SENİN MÜRİDİNİ DÜNYA VE AHİRET ATEŞİYLE YAKMAYACAĞIM
SENİN MÜRİDİNİ DÜNYA VE AHİRET ATEŞİYLE YAKMAYACAĞIM
Sekizinci menkıbe, Hazreti Gavsu'l Azam’ın müridini dünya ve ahiret ateşinden kurtarması hakkındadır. Kadı İmadi ulvi b. Nizameddin şöyle anlatmıştır:
Burhaniyur beldesinde zengin, ateşe tapan ve komşum olan bir adam vardı. Hazreti Gavsu'l Azam'a olan inancı tamdı. Her sene çok çeşitli yemekler yapar, faziletli kişileri, ileri gelenleri ve fakirleri çağırıp yedirirdi. Mumlar yakıp oturma yerini türlü süslerle ve kokularla güzelleştirirdi. Ve bütün bunların hepsini Hazreti Gavs'a olan muhabbetinden yapıyordu. Hintli olan bu adam vefat edince yakmak için onu malum yerlerine aldılar. Çok odun toplayıp üzerine bol yağ döktüler, adamı odunların ortasına koyup tutuşturdular. Ne var ki Allah’u Teala'nın kudretiyle ateş ne adama ne de adamın vücudundaki bir kıla tesir etmedi. Hintliler bu duruma şahit olduklarında dedikodu etmeye başladılar ve (batıl inançlarına göre) kendilerini ateşten (ateşin onları cezalandırmasından) kurtarmak için onu nehre atmayı kararlaştırdılar.

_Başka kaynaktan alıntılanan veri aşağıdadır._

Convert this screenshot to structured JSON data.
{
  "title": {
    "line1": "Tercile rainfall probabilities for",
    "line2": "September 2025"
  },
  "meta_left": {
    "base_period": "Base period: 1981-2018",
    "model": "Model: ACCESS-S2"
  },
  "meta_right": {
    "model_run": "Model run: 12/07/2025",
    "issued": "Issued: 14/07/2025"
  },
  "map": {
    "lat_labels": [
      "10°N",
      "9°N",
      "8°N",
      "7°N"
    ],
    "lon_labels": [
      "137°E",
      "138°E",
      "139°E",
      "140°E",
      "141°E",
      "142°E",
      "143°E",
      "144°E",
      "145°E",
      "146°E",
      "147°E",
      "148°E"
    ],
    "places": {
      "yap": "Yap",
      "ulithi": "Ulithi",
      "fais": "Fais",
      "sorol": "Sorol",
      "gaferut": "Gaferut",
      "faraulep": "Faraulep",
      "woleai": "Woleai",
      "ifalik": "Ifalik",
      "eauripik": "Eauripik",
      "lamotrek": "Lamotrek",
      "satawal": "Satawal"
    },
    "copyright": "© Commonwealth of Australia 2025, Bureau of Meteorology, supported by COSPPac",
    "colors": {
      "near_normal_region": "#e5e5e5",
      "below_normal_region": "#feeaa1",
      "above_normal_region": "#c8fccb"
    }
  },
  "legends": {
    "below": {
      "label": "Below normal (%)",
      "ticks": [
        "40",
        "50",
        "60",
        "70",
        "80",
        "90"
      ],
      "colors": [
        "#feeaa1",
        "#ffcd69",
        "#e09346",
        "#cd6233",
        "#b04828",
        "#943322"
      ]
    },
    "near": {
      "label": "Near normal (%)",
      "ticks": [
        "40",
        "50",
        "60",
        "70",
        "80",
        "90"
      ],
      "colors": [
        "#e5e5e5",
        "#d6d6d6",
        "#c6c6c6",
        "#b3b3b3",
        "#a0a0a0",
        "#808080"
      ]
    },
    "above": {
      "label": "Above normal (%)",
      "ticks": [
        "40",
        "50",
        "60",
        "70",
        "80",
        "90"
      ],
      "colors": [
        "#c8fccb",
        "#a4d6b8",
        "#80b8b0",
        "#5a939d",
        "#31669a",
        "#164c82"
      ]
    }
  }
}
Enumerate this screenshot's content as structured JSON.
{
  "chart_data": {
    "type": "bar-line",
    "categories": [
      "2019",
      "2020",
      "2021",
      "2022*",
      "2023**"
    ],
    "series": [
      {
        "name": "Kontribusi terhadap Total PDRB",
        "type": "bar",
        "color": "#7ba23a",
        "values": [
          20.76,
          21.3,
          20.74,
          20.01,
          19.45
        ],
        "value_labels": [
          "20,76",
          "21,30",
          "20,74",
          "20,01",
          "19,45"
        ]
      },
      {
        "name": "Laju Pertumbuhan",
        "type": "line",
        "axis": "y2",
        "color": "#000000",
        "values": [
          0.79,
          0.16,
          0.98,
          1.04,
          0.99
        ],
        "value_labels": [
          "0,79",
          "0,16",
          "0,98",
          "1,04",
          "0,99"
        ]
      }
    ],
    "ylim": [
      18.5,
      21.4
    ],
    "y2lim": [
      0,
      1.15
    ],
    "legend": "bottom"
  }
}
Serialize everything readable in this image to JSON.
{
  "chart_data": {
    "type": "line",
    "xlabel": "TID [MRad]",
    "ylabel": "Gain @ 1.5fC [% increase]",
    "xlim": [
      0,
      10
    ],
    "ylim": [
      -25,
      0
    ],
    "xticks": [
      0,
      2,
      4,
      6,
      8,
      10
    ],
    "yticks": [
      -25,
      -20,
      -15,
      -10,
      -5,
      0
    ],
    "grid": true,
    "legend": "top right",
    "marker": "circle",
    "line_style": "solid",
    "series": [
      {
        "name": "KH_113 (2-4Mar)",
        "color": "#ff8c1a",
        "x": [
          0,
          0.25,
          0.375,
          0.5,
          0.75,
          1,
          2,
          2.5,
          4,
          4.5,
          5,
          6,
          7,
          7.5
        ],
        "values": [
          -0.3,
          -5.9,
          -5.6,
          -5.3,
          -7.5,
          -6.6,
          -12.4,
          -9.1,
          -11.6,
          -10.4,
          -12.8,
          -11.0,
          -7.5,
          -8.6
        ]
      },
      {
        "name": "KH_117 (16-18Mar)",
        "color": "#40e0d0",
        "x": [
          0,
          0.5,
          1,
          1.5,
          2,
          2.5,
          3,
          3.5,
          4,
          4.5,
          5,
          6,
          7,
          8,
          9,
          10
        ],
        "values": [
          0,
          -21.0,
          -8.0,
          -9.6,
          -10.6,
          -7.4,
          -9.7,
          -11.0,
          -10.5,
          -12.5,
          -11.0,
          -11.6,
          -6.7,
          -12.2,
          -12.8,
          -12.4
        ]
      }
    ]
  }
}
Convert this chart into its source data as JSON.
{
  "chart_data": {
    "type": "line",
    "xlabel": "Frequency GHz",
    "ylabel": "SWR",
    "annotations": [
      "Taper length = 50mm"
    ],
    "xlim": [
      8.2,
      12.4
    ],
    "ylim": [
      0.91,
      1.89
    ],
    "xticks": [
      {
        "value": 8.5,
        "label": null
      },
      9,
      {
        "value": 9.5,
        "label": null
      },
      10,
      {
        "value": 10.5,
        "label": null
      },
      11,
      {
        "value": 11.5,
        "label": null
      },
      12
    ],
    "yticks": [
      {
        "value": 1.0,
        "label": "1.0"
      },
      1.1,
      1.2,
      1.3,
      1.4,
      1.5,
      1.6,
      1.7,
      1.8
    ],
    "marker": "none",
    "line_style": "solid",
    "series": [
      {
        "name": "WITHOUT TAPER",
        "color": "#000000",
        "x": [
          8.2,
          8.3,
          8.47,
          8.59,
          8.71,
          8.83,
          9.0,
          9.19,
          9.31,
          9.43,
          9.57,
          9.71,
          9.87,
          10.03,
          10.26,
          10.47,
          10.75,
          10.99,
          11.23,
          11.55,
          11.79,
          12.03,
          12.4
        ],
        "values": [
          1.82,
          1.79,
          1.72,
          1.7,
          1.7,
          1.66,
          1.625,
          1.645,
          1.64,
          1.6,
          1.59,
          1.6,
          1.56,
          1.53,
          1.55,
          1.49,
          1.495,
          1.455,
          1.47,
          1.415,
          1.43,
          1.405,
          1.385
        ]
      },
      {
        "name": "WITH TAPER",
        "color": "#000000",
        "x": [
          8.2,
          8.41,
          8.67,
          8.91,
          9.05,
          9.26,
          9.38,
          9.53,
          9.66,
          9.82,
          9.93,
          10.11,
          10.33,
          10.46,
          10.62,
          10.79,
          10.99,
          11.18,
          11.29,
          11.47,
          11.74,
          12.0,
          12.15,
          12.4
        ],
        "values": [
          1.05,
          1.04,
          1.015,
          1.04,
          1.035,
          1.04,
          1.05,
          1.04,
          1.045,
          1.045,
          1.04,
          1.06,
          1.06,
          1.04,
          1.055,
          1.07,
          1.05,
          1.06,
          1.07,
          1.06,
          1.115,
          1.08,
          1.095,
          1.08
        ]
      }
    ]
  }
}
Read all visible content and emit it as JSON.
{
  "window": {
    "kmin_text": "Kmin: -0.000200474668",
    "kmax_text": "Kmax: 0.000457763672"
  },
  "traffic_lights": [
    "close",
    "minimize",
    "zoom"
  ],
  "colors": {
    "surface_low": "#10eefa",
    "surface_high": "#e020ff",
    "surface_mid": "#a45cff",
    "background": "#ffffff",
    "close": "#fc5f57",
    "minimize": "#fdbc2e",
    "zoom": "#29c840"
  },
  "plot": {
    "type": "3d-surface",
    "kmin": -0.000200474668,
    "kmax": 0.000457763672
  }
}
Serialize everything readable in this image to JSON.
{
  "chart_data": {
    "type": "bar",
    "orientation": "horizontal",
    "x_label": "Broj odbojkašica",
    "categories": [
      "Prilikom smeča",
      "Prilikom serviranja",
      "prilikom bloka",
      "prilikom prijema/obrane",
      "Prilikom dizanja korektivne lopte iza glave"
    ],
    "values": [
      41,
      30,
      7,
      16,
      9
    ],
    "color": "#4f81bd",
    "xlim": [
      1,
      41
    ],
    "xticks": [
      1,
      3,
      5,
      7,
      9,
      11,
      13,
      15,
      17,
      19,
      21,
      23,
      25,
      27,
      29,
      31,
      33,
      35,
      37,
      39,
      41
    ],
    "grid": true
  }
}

Onu suya atmalarından sonra, evliyadan bir zat rüyasında Hazreti Gavsu'l Azam’ı görür. Gavsu'l Azam ona falanca Hintlinin manevi evlatlarından olduğunu, Ehlullahın yanında isminin Sadullah olduğunu haber verir ve; "Onu al, yıka ve cenaze namazını kılıp defnet. Muhakkak Allahu Teâlâ bana, 'senin müridini dünya ve ahiret ateşiyle yakmayacağım ve dünyada ömürlerini güzel bir sonla neticelendireceğim' der.” Daimi olan bu nimetten dolayı Allahü Teala’ya hamd olsun.